Artist and historian Nell Painter wrote this essay to accompany
“I Might Be Next: Jerry Gant & Bryant Lebron,”
an exhibit at the Criminal Justice Gallery,
part of the Paul Robeson Galleries at Rutgers University- Newark.
Watch the State of the Arts story here.
Wonderful things about being black abound, from the physical to the cultural to the social.
Blackness is beautiful in the body, the skin, the vigor that shows in muscle and sinew. (Let us
here praise Serena Williams.) Beauty in the music and the poetry and the art. (Let us here
praise 2Pac and Duke Ellington and Elizabeth Alexander and Kara Walker and Stanley Whitney.)
And the beautifully almost un‐American sense of solidarity.
I want to talk about solidarity, as Bryant Lebron depicts it, and solidarity as Jerry Gant depicts
the sadness when it is missed.
That sense of community—of solidarity, of being connected over time and space and even
clashingly different experiences—distinguishes Americans of African descent from the
mainstream loudly proclaiming its individualism, stony, self‐reliant individualism. But we who
have been so persistently lumped together, discriminated against, even beaten as embodiments
of a group, have long embraced our group identity. Solidarity has been our talisman, our key to
sanity within an insane system of racial denigration. Where would we be without our peers to
reassure us that we were not insane? How to survive as an isolated individual, when
individualism would condemn a single person to insanity. No, individualism does not serve us
when we are mistreated as part of a group. Solidarity has saved the sanity of most of us, even
though legions have fallen victim to racism’s insanity.

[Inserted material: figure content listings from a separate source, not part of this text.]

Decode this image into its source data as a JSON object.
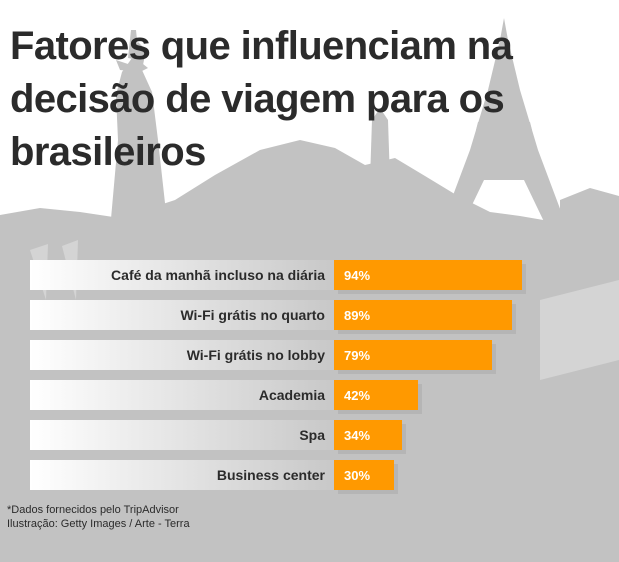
{
  "title": "Fatores que influenciam na decisão de viagem para os brasileiros",
  "colors": {
    "bar": "#ff9900",
    "bar_shadow": "#b0b0b0",
    "label_bg_start": "#ffffff",
    "label_bg_end": "#c8c8c8",
    "background_silhouette": "#c2c2c2",
    "title_text": "#2b2b2b",
    "value_text": "#ffffff"
  },
  "chart_data": {
    "type": "bar",
    "orientation": "horizontal",
    "title": "Fatores que influenciam na decisão de viagem para os brasileiros",
    "categories": [
      "Café da manhã incluso na diária",
      "Wi-Fi grátis no quarto",
      "Wi-Fi grátis no lobby",
      "Academia",
      "Spa",
      "Business center"
    ],
    "values": [
      94,
      89,
      79,
      42,
      34,
      30
    ],
    "value_labels": [
      "94%",
      "89%",
      "79%",
      "42%",
      "34%",
      "30%"
    ],
    "unit": "%",
    "xlim": [
      0,
      100
    ],
    "xlabel": "",
    "ylabel": "",
    "grid": false,
    "legend": "none"
  },
  "footnote": {
    "source": "*Dados fornecidos pelo TripAdvisor",
    "credit": "Ilustração: Getty Images / Arte - Terra"
  }
}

In these times, the weekly drumbeat of murder turns solidarity into an endlessly renewed grief,
as a person is killed as each week goes by. We may be personally safe. But our solidarity
connects us, week by week, to each murdered black person. “That could have been me,” we
feel, we say, each time another loses her or his life senselessly. This cruelty stretches back
farther than Bryant Lebron says. In my mid‐twentieth‐century generation, it was the vicious
torture‐murder‐drowning of Emmett Till in 1955. Then it was the three young men in Freedom
Summer of 1964. The Black Panther Party for Self‐Defense began in 1966 to combat anti‐black
police brutality. Each of the urban uprisings of the twentieth‐century began with the fact or
rumor of police brutality. In each instance, we mourn the victims in racial solidarity and in the
knowledge that it could have been me. It could have been me, walking down the street in a
hoodie with Skittles in my hand. It could have been me avoiding the overgrown sidewalk. It
could have been me in the dark stairway or in the street selling loose cigarettes. It even could
have been me inviting the stranger into our prayer meeting. It could have been me changing
lanes without signaling and smoking in my car. Yes. In solidarity, I know it could have been me.